19.05.2020 | 

К 75-летию Победы. Воспоминания монахини Рахили.

«Родители у меня родились под Тверью: мама — в Лукино, папа — на Орше. Венчались они в 1927 году в оршинском Вознесенском соборе, после венчания жили они на Орше, а перед Великой Отечественной войной переехали в Калинин. В городе жили на улице Коммунальной, где сейчас академия ПВО, а раньше там была химическая школа. Папа устроился туда в бухгалтерию счетоводом.

До 1941 года я жила у дедушки Сергея и бабушки Анны на Орше. Дедушка с бабушкой часто ходили в церковь Оршина монастыря, к тому времени уже закрытого, и меня брали с собой на службу.

Молились в церкви в то время уже только две монашествующие. Помню в храме почитаемую икону Феодоровской Божией Матери, рассказывали, что до революции эта икона была вся украшена золотом. Однажды во время службы пришли от властей: «Где ваша икона?» Им отвечают: «Ничего не знаем». А власти пришли её забирать. Феодоровская икона, как всегда, висит на стене нашего собора, мы её видим, а пришедшие не видят иконы. Спрашивают: «Куда вы икону дели?» В церкви отвечают: «Никуда мы её не дели». Но потом Феодоровская икона все же куда-то пропала, наверное, верующие люди её надежно спрятали (Феодоровская икона, действительно, одно время хранилась у местных жителей, потом попала в частную коллекцию; в настоящее время она находится в фондах Тверской картинной галереи).

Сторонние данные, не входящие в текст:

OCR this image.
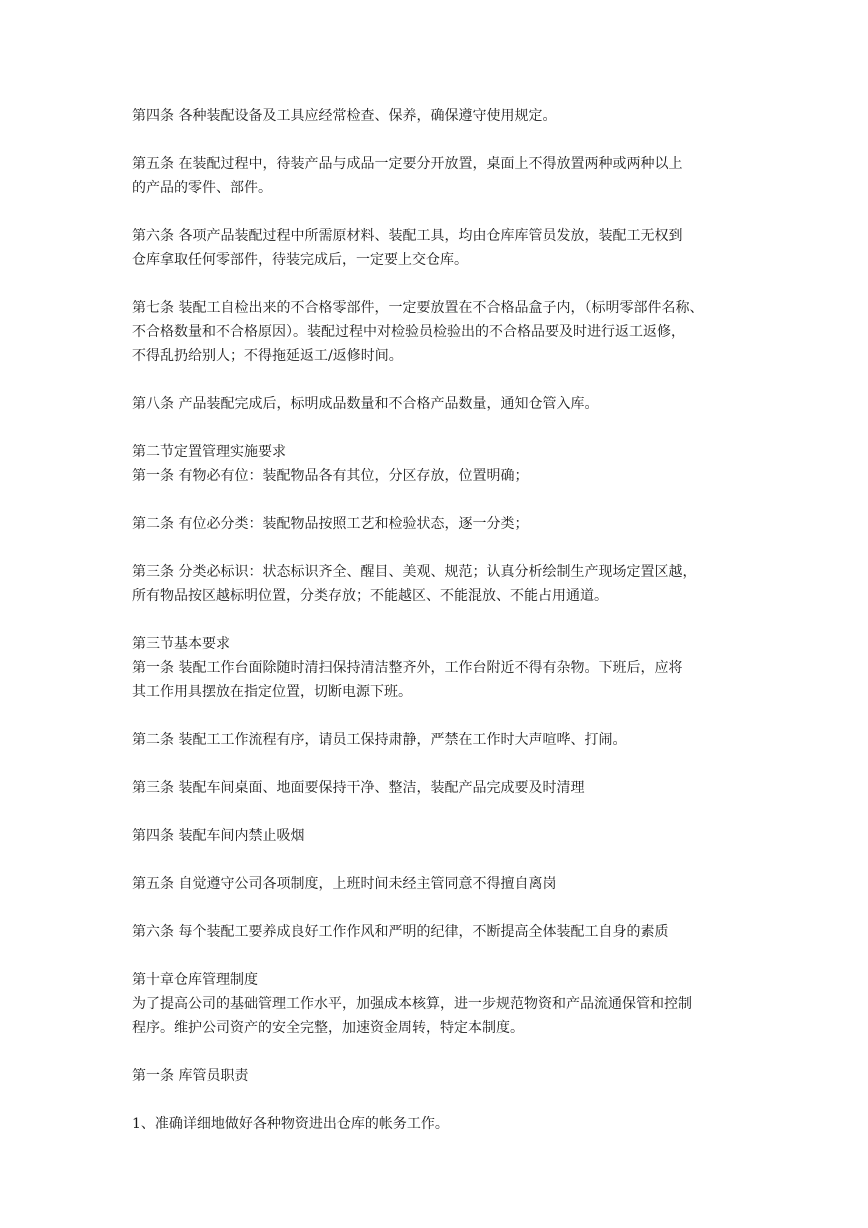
第四条 各种装配设备及工具应经常检查、保养，确保遵守使用规定。
第五条 在装配过程中，待装产品与成品一定要分开放置，桌面上不得放置两种或两种以上
的产品的零件、部件。
第六条 各项产品装配过程中所需原材料、装配工具，均由仓库库管员发放，装配工无权到
仓库拿取任何零部件，待装完成后，一定要上交仓库。
第七条 装配工自检出来的不合格零部件，一定要放置在不合格品盒子内，（标明零部件名称、
不合格数量和不合格原因）。装配过程中对检验员检验出的不合格品要及时进行返工返修，
不得乱扔给别人；不得拖延返工/返修时间。
第八条 产品装配完成后，标明成品数量和不合格产品数量，通知仓管入库。
第二节定置管理实施要求
第一条 有物必有位：装配物品各有其位，分区存放，位置明确；
第二条 有位必分类：装配物品按照工艺和检验状态，逐一分类；
第三条 分类必标识：状态标识齐全、醒目、美观、规范；认真分析绘制生产现场定置区越，
所有物品按区越标明位置，分类存放；不能越区、不能混放、不能占用通道。
第三节基本要求
第一条 装配工作台面除随时清扫保持清洁整齐外，工作台附近不得有杂物。下班后，应将
其工作用具摆放在指定位置，切断电源下班。
第二条 装配工工作流程有序，请员工保持肃静，严禁在工作时大声喧哗、打闹。
第三条 装配车间桌面、地面要保持干净、整洁，装配产品完成要及时清理
第四条 装配车间内禁止吸烟
第五条 自觉遵守公司各项制度，上班时间未经主管同意不得擅自离岗
第六条 每个装配工要养成良好工作作风和严明的纪律，不断提高全体装配工自身的素质
第十章仓库管理制度
为了提高公司的基础管理工作水平，加强成本核算，进一步规范物资和产品流通保管和控制
程序。维护公司资产的安全完整，加速资金周转，特定本制度。
第一条 库管员职责
1、准确详细地做好各种物资进出仓库的帐务工作。
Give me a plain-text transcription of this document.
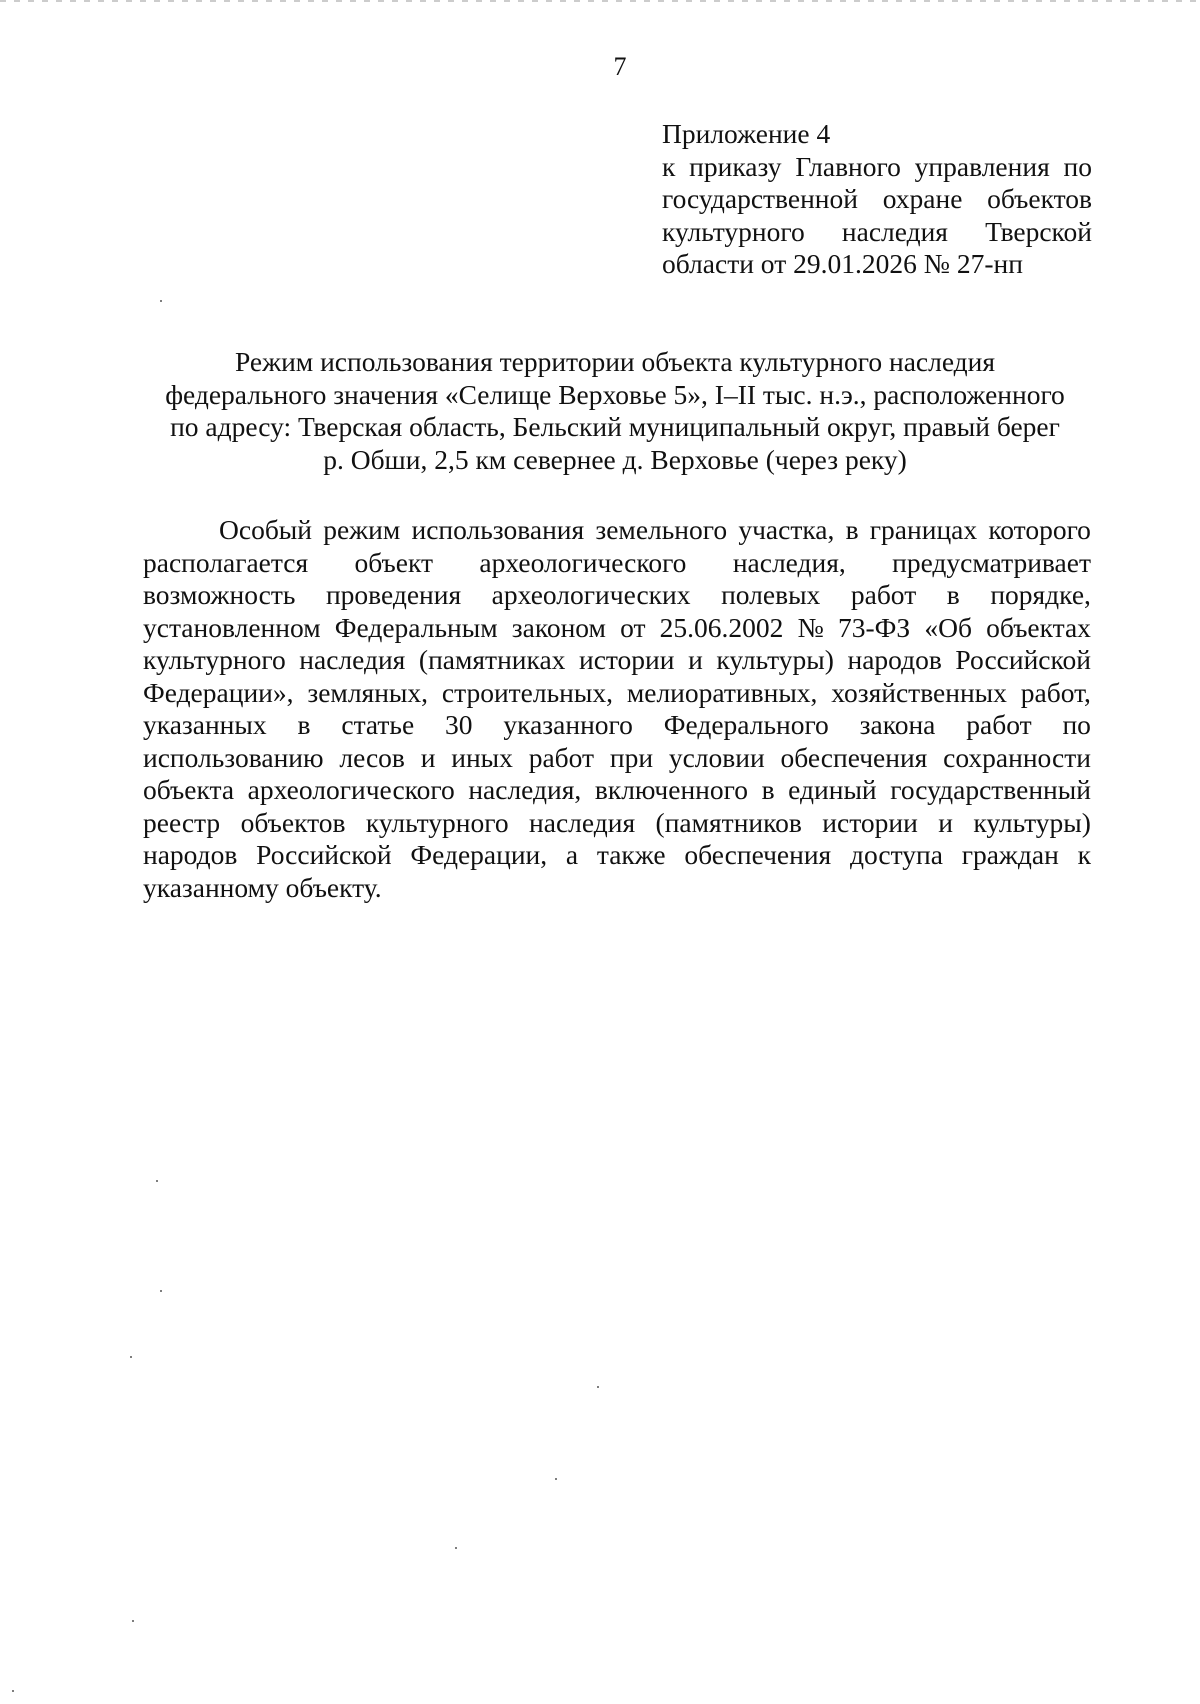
7
Приложение 4
к приказу Главного управления по
государственной охране объектов
культурного наследия Тверской
области от 29.01.2026 № 27-нп
Режим использования территории объекта культурного наследия
федерального значения «Селище Верховье 5», I–II тыс. н.э., расположенного
по адресу: Тверская область, Бельский муниципальный округ, правый берег
р. Обши, 2,5 км севернее д. Верховье (через реку)
Особый режим использования земельного участка, в границах которого
располагается объект археологического наследия, предусматривает
возможность проведения археологических полевых работ в порядке,
установленном Федеральным законом от 25.06.2002 № 73-ФЗ «Об объектах
культурного наследия (памятниках истории и культуры) народов Российской
Федерации», земляных, строительных, мелиоративных, хозяйственных работ,
указанных в статье 30 указанного Федерального закона работ по
использованию лесов и иных работ при условии обеспечения сохранности
объекта археологического наследия, включенного в единый государственный
реестр объектов культурного наследия (памятников истории и культуры)
народов Российской Федерации, а также обеспечения доступа граждан к
указанному объекту.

Мой дедушка, Сергей Антонович Антонов, в оршинском соборе Вознесения Господня был старостой, за верную службу в трудное советское время архиепископ Фаддей (Успенский) наградил его архиерейской грамотой.

На Орше в то время жил служащий священник, и когда он шёл по улице, то мы ему кричали: «Здравствуй, батюшка!» Батюшка снимал с головы шляпу и ей махал. Нас не благословлял, потому что за ним постоянно следили. За каждое слово – тюрьма, ссылки, расстрелы. Когда закрыли оршинский собор, этого батюшку перевели служить в Городню.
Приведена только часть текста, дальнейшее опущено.